Charlie Steiner comments on A single principle related to many Alignment subproblems?

Charlie Steiner 1 May 2025 9:20 UTC
6 points
0
Thanks, this was pretty interesting.
Big problem is the free choice of “conceptual language” (universal Turing machine) when defining simplicity/comprehensibility. You at various points rely on an assumption that there is one unique scale of complexity (one ladder of $V_{1} . . . V_{k}$ ), and it’ll be shared between the humans and the AI. That’s not necessarily true, which creates a lot of leaks where an AI might do something that’s simple in the AI’s internal representation but complicated in the human’s.
It’s OK to make cars pink by using paint (“spots of paint” is an easier to optimize/comprehend variable). It’s not OK to make cars pink by manipulating individual water droplets in the air to create an elaborate rainbow-like illusion (“individual water droplets” is a harder to optimize/comprehend variable).
This raises a second problem, which is the “easy to optimize” criterion, and how it might depend on the environment and on what tech tree unlocks (both physical and conceptual) the agent already has. Pink paint is pretty sophisticated, even though our current society has commodified it so we can take getting some for granted. Starting from no tech tree unlocks at all, you can probably get to hacking humans before you can recreate the Sherwin Williams supply chain. But if we let environmental availability weigh on “easy to to optimize,” then the agent will be happy to switch from real paint to a hologram or a human-hack once the technology for those becomes developed and commodified.
When the metric is a bit fuzzy and informal, it’s easy to reach convenient/hopeful conclusions about how the human-intended behavior is easy to optimize, but it should be hard to trust those conclusions.
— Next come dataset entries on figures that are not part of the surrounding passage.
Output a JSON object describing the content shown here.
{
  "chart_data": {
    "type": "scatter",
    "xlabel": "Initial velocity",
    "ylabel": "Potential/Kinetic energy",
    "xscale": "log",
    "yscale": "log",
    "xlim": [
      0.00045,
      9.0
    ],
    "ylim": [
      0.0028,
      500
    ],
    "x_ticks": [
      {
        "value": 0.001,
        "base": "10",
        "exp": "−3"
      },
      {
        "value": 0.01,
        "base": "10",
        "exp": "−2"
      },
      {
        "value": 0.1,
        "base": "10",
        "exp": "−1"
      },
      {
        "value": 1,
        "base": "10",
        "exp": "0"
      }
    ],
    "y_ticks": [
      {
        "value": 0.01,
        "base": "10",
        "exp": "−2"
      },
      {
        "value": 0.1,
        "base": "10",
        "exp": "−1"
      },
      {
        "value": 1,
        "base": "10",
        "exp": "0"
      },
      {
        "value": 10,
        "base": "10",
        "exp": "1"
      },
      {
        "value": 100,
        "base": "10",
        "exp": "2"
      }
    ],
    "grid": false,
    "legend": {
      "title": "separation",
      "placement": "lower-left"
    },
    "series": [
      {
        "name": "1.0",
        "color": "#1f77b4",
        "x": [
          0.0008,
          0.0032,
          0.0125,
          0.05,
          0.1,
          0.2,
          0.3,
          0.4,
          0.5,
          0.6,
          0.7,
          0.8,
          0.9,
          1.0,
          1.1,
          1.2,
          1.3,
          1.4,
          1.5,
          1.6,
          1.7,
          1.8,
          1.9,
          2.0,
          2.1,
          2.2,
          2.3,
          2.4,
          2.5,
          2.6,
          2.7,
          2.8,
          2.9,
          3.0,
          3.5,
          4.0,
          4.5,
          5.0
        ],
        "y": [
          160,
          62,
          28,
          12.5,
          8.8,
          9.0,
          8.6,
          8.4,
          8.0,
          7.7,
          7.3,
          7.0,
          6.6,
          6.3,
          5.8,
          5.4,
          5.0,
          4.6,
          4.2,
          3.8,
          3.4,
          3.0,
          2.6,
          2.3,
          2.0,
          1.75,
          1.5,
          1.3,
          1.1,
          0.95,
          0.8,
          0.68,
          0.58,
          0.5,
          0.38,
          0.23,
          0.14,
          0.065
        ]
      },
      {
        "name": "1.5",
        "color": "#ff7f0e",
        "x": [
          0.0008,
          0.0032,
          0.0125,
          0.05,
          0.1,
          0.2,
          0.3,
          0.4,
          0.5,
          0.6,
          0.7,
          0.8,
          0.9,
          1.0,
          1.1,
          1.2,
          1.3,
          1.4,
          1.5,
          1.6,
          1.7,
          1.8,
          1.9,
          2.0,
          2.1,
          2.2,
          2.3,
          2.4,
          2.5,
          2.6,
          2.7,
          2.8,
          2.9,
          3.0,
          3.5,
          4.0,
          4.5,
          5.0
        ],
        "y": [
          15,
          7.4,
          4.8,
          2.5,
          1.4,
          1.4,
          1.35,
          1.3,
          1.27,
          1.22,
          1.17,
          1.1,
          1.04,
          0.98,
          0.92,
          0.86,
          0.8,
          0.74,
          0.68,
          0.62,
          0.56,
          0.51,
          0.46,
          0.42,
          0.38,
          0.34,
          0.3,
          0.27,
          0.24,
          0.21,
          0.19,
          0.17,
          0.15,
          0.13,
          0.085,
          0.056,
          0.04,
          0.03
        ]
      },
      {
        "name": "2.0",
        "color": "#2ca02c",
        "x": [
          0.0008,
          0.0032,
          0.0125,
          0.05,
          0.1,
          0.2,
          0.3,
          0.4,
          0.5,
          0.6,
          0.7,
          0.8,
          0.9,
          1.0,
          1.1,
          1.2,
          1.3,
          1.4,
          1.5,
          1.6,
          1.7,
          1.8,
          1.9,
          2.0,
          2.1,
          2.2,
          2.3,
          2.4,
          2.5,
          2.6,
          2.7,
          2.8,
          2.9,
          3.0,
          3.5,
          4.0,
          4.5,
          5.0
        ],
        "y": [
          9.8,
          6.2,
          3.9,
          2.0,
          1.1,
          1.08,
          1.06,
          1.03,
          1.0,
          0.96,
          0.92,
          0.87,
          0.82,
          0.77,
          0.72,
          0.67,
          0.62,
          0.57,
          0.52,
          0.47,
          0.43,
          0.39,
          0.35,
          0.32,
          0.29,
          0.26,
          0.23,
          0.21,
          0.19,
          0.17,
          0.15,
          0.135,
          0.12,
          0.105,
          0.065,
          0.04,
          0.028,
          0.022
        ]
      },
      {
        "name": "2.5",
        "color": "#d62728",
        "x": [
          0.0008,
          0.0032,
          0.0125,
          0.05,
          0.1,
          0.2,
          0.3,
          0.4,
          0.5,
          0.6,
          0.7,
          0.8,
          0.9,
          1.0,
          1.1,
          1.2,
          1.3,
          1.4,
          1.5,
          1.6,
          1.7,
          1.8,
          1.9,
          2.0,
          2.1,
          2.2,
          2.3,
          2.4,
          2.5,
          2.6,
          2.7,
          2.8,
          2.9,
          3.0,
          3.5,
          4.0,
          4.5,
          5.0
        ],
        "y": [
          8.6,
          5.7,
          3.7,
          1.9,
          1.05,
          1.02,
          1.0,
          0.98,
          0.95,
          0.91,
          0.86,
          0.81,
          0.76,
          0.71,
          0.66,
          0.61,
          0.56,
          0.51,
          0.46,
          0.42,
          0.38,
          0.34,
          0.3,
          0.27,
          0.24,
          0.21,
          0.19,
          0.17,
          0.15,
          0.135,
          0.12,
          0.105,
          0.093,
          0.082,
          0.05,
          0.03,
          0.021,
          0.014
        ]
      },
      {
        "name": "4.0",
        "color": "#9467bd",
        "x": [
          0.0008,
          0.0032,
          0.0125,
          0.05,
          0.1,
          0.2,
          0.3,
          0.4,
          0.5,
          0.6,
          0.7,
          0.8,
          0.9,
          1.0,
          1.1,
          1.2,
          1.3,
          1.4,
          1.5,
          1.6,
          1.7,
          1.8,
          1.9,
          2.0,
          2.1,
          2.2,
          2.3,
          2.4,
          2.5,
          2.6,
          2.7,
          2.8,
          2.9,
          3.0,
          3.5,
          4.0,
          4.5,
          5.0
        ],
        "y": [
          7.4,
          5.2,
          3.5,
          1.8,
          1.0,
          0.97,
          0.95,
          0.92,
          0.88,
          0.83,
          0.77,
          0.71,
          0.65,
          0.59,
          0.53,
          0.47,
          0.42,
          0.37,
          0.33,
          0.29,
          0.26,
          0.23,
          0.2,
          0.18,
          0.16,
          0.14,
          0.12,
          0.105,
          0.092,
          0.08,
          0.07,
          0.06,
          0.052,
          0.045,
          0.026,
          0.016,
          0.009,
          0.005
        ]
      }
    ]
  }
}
- Q Home 2 May 2025 7:15 UTC
  3 points
  0
  Parent
  You at various points rely on an assumption that there is one unique scale of complexity (one ladder of $V_{1} . . . V_{k}$ ), and it’ll be shared between the humans and the AI. That’s not necessarily true, which creates a lot of leaks where an AI might do something that’s simple in the AI’s internal representation but complicated in the human’s.
  I think there are many somewhat different scales of complexity, but they’re all shared between the humans and the AI, so we can choose any of them. We start with properties ( $X$ ) which are definitely easy to understand for humans. Then we gradually relax those properties. According to the principle, $X$ properties will capture all key variables relevant to the human values much earlier than top human mathematicians and physicists will stop understanding what those properties might describe. (Because most of the time, living a value-filled life doesn’t require using the best mathematical and physical knowledge of the day.) My model: “the entirety of human ontology >>> the part of human ontology a corrigible AI needs to share”.
  This raises a second problem, which is the “easy to optimize” criterion, and how it might depend on the environment and on what tech tree unlocks (both physical and conceptual) the agent already has. Pink paint is pretty sophisticated, even though our current society has commodified it so we can take getting some for granted. Starting from no tech tree unlocks at all, you can probably get to hacking humans before you can recreate the Sherwin Williams supply chain.
  There are three important possibilities relevant to your hypothetical:
  - If technology T and human hacking are equally hard to comprehend, then (a) we don’t want the AI to build technology T or (b) the AI should be able to screen off technology T from humans more or less perfectly. For example, maybe producing paint requires complex manipulations with matter, but those manipulations should be screened off from humans. The last paragraph in this section mentions a similar situation.
  - Technology T is easier to comprehend than human hacking, but it’s more expensive (requires more resources). Then we should be able to allow the AI to use those resources, if we want to. We should be controlling how much resources the AI is using anyway, so I’m not introducing any unnatural epicycles here.^[1]
  - If humans themselves built technology T which affects them in a complicated way (e.g. drugs), it doesn’t mean the AI should build similar types of technology on its own.
  My point here is that I don’t think technology undermines the usefulness of my metric. And I don’t think that’s a coincidence. According to the principle, one or both of the below should be true:
  1. Up to this point in time, technology never affected what’s easy to optimize/comprehend on a deep enough level.
  2. Up to this point in time, humans never used technology to optimize/comprehend (on a deep enough level) most of their fundamental values.
  If neither were true, we would believe that technology radically changed fundamental human values at some point in the past. We would see life without technology as devoid of most non-trivial human values.
  When the metric is a bit fuzzy and informal, it’s easy to reach convenient/hopeful conclusions about how the human-intended behavior is easy to optimize, but it should be hard to trust those conclusions.
  The selling point of my idea is that it comes with a story for why it’s logically impossible for it to fail or why all of its flaws should be easy to predict and fix. Is it easy to come up with such story for other ideas? I agree that it’s too early to buy that story. But I think it’s original and probable enough to deserve attention.
  1. ^
    Remember that I’m talking about a Task-directed AGI, not a Sovereign AGI.